Despite critical reviews, “Venom” broke October opening records last weekend. Directed by Ruben Fleischer, known for “Zombieland” and “Gangster Squad,” the film placed first in the Box Office at a whopping $80,255,756. The first in a potential franchise, “Venom” also topped the opening weekend Box Office scores of Sony’s recent superhero disgrace “The Amazing Spider-Man.”

The film follows strange alien life forms, also known as “symbiotes,” which survive an unexplained spaceship crash to Earth, claiming human hosts in order to breathe on the oxygenated planet. Following a rough job termination, Eddie Brock (Tom Hardy) is at the end of his wits when a scientist asks him to investigate a cryptic company handling the aliens. In his attempt to expose the truths at the labs, an alien fuses with Eddie. Together, the duo must work as a team to ensure their own survival even as humanity itself rests on the brink of destruction.
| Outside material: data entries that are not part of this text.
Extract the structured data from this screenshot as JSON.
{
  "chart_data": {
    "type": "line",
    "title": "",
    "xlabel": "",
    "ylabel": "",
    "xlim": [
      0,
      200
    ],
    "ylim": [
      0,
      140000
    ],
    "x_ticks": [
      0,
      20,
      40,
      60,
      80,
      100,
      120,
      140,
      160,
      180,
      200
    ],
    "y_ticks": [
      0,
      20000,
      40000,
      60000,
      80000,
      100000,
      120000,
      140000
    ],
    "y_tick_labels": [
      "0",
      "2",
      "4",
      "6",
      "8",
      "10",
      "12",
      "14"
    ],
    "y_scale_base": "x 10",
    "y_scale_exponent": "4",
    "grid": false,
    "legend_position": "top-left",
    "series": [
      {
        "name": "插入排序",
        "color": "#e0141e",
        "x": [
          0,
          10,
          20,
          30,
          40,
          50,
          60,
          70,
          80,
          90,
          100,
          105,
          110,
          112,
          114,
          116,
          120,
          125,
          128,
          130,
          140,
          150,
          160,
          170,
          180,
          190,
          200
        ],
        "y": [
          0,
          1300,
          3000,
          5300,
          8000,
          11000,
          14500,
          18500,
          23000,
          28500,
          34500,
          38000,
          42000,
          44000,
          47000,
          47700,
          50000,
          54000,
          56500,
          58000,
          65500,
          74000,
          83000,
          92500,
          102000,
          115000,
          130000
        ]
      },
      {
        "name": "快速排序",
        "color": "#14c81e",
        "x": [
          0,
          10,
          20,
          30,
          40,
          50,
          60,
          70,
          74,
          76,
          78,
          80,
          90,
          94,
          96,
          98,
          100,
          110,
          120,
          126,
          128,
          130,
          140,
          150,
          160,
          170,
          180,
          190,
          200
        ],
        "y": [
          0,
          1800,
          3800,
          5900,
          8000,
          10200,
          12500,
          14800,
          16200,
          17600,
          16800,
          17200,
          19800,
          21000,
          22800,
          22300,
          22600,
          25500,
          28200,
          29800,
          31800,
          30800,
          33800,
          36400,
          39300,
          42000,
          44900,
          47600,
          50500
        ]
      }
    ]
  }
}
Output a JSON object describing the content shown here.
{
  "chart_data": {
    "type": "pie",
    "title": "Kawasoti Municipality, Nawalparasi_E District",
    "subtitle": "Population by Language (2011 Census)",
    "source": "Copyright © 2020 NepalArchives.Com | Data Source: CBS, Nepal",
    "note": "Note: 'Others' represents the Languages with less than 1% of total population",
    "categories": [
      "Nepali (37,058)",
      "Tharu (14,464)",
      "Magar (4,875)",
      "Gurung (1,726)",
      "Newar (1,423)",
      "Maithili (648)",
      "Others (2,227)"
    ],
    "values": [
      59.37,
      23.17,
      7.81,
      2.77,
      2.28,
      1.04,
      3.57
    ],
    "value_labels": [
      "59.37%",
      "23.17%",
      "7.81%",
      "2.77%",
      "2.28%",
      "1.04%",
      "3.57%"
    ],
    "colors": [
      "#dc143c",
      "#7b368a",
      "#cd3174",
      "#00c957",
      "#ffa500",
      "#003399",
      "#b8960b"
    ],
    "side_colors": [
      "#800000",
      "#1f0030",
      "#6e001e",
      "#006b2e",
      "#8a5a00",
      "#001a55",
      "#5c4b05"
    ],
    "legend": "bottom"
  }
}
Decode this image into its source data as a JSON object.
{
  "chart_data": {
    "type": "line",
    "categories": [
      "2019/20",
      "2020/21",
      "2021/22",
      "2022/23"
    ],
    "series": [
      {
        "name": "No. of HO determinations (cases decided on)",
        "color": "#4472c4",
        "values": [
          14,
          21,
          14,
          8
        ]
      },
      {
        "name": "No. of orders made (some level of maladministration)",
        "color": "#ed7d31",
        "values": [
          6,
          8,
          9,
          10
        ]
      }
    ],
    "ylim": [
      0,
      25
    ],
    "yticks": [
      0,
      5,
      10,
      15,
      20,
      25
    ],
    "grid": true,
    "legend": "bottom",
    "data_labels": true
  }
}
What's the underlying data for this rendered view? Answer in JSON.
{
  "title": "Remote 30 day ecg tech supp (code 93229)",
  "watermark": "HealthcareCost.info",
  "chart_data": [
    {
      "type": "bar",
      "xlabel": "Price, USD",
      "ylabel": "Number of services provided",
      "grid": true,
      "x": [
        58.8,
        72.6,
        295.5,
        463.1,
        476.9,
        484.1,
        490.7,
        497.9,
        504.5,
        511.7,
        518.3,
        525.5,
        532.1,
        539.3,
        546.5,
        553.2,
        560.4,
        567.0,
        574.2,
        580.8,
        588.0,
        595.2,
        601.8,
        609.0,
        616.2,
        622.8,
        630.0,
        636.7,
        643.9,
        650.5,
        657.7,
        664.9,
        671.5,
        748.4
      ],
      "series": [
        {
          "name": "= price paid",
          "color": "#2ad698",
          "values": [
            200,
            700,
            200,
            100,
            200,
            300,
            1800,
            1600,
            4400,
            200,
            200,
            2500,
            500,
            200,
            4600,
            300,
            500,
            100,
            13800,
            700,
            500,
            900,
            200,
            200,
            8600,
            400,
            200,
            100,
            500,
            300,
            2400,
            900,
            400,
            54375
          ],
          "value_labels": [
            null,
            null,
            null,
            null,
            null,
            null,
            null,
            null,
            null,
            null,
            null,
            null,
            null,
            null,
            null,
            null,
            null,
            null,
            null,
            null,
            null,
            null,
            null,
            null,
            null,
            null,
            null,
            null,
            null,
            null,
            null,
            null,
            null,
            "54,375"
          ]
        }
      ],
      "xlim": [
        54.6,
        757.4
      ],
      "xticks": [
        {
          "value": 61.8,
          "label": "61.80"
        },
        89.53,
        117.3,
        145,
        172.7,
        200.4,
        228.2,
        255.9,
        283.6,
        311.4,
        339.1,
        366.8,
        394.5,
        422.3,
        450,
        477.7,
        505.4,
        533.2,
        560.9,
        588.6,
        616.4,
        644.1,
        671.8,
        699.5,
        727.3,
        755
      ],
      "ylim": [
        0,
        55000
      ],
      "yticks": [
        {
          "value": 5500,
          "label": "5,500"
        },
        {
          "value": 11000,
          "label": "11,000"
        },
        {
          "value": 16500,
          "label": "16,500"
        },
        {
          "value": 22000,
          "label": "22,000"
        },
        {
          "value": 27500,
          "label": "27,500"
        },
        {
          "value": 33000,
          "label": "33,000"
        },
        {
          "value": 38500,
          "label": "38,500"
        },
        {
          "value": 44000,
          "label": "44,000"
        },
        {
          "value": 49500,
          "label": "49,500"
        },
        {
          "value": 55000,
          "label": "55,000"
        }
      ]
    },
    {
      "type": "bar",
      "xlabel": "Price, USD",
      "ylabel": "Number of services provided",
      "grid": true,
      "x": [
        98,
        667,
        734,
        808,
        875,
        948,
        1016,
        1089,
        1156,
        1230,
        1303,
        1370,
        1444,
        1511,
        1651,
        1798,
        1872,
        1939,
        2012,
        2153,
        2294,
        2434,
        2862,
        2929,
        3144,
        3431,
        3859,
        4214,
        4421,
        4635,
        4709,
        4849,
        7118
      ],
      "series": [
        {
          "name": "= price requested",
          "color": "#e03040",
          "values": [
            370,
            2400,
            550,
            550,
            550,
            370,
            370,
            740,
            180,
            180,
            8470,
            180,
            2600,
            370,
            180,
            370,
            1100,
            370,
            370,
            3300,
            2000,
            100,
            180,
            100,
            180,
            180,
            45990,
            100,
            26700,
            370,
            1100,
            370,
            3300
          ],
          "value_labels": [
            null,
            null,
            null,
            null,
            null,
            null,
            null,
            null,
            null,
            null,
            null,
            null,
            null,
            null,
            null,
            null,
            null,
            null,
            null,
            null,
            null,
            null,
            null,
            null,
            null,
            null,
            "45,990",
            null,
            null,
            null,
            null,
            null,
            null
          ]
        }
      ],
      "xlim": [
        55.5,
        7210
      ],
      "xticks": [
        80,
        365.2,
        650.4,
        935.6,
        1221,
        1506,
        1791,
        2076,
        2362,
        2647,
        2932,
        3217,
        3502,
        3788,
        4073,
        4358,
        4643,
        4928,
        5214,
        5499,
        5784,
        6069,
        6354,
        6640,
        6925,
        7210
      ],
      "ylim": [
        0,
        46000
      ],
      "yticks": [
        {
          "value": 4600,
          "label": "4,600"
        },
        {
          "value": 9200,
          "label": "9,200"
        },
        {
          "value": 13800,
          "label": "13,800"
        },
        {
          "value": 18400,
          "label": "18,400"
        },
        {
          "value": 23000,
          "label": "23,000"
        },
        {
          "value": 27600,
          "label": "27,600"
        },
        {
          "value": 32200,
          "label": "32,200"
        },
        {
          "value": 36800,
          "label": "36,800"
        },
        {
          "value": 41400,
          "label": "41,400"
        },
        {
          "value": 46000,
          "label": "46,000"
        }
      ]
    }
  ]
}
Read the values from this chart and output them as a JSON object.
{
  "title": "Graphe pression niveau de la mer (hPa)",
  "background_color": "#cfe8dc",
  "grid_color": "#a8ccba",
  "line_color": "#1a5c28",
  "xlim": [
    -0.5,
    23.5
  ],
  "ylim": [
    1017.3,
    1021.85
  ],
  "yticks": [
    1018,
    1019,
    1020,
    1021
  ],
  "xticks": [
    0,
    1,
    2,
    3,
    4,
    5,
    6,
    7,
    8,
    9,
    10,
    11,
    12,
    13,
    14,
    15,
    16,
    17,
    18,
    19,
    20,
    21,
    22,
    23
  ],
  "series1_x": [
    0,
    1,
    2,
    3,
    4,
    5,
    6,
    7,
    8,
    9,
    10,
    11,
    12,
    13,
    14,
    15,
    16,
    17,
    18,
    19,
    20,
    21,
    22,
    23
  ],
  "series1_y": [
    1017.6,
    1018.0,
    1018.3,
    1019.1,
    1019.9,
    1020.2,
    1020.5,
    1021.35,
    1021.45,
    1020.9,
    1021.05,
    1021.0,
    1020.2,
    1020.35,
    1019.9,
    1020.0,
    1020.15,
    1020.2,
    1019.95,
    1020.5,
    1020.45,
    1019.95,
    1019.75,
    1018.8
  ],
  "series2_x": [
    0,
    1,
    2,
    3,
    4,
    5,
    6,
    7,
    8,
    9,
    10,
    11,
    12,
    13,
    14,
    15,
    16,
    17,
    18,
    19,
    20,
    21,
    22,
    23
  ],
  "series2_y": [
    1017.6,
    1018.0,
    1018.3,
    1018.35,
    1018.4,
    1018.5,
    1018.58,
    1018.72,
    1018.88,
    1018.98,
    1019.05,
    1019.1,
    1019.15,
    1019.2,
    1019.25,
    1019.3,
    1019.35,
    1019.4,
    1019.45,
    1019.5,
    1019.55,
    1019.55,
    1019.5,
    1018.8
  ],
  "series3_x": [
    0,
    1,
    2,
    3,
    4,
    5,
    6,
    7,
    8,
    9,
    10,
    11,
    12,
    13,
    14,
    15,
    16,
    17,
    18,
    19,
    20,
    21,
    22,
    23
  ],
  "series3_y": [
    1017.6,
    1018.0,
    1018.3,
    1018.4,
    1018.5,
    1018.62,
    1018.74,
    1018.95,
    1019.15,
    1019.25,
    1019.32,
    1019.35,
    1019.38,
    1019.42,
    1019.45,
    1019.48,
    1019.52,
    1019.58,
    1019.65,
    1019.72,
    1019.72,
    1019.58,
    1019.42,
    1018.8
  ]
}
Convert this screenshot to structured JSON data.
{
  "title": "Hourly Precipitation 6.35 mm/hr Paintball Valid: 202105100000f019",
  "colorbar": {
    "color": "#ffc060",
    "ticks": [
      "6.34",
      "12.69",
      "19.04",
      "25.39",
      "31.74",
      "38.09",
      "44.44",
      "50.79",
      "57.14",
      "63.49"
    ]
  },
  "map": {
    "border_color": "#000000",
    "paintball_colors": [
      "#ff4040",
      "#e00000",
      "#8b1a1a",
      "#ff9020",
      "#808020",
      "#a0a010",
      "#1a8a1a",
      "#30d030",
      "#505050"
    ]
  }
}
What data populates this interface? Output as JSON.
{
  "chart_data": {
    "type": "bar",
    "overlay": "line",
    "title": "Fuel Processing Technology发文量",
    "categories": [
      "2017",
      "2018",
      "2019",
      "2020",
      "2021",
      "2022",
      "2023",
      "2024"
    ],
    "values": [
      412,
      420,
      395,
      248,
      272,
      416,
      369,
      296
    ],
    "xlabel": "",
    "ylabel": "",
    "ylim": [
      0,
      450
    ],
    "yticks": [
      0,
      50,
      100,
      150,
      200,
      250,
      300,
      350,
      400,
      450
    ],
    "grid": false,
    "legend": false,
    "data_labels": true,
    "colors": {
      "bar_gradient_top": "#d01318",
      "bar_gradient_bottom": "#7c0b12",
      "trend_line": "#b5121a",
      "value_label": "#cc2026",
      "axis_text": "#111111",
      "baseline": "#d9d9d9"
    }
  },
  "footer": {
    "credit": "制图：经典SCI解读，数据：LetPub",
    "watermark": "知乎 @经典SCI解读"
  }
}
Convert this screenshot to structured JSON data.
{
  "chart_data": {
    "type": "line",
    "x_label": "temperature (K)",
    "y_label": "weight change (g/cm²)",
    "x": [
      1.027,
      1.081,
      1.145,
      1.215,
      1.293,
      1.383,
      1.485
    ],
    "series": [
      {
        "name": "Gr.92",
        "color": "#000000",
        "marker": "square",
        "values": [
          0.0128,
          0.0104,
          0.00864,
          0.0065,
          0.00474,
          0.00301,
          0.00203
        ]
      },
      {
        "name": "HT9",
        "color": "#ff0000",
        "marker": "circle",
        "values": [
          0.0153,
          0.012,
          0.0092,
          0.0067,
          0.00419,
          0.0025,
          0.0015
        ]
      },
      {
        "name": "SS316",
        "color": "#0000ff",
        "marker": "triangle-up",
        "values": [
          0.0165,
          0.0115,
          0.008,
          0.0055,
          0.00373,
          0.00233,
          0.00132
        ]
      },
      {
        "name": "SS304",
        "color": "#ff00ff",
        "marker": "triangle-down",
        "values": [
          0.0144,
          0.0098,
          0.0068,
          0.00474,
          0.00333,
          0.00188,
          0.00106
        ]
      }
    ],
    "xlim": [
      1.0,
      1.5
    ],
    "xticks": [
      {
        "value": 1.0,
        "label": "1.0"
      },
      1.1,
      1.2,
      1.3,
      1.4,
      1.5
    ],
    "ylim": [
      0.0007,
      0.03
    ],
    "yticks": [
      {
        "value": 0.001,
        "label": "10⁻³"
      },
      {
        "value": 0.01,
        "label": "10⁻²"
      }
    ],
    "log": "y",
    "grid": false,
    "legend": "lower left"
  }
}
Yeah, it’s not exactly the most original plotline, and the execution leaves room for improvement. From start to finish, “Venom” is in no way wowing.

The supporting actors are painfully hard to watch, expressing a range of emotions from vaguely excited to mildly disappointed. Perhaps it’s the drab dialogue, but the characters were drier than saltine crackers. Hardy, in contrast, shines. Perhaps the best decision award-winning casting director John Papsidera could have made for this film was casting Hardy for the lead. His uncanny ability to switch from Venom to Eddie is stellar. His reactions are the funniest and most realistic of any superhero in Marvel’s expanding universe. His acting sparkles on screen.

However, the plot leaves much to be desired. After a chaotic crash sequence opener, the story drags into a baseless series of tedious events. The mess really kicks off once the villain reveals himself to be disreputable: a bland tyrant lacking purpose and ambition. Without a strong driving force, the plot crumbles. Even with a powerhouse of a lead actor, the audience can only stand so many chase scenes. New challenges stumble out of the blue, scrambling to fuel the action.

The blundering doesn’t end there. If you’re looking for excitable fighting, “Venom” sorely disappoints. Most of the action is limited to long, laborious chase scenes — in other words, excuses to film Hardy riding a motorcycle and extend runtime. The result is hard to follow, with the climactic battle swirling into a muddled soup of CGI.

In true modern superhero fashion, there are a few well-timed jokes, puns and crowd-pleasers. Outside of humor, the dialogue reeks of repetitive quips like an overripe banana. Some details are explained multiple times, droning on and on about the same facts, and others are glossed over entirely, as if they don’t even exist. It’s enough to put the audience to sleep.

All the same, the film signifies the best of the Marvel universe as well. Unlike typical superheroes, Venom is an anti-hero, exemplifying Sony’s attempt at new, unique material. Similar to other superheroes, Hardy’s character Eddie thirsts for justice and seeks to right human wrongs. Even as his life goes south, he pushes himself to the brink to save others. And then Venom controls a whole other side of Eddie. An alien on Earth by happenstance, Venom’s only motivation is its own self-interest, battling with Eddie’s morals. The conflict molded by two minds in one humanoid body creates a dynamic unusual in superhero films. It’s refreshing, to say the least.

In another bout of risk and reward, Venom has a much more artistic style than the normal superhero CGI monsters. At times, Venom is more of a painter’s imagination than supernatural slime. Then it eats someone’s head, and the reality check blindsides the audience.

Is “Venom” a cinematic masterpiece? No. But it is an entertaining superhero film. Critics will love to rip it apart, focusing on the poor writing, acting and plot, but the film is not a flop. Hardy’s performance, the Marvel-esque jokes and inventive ideas redeem the movie — albeit with room for improvement. With another movie no doubt on the way, we can cross our fingers and hope that Sony learns from its mistakes. For superhero fans craving a mindless action flick following the “Infinity War” drought, “Venom” provides an easy escape between the constantly replaying “Captain Marvel” trailer in the background.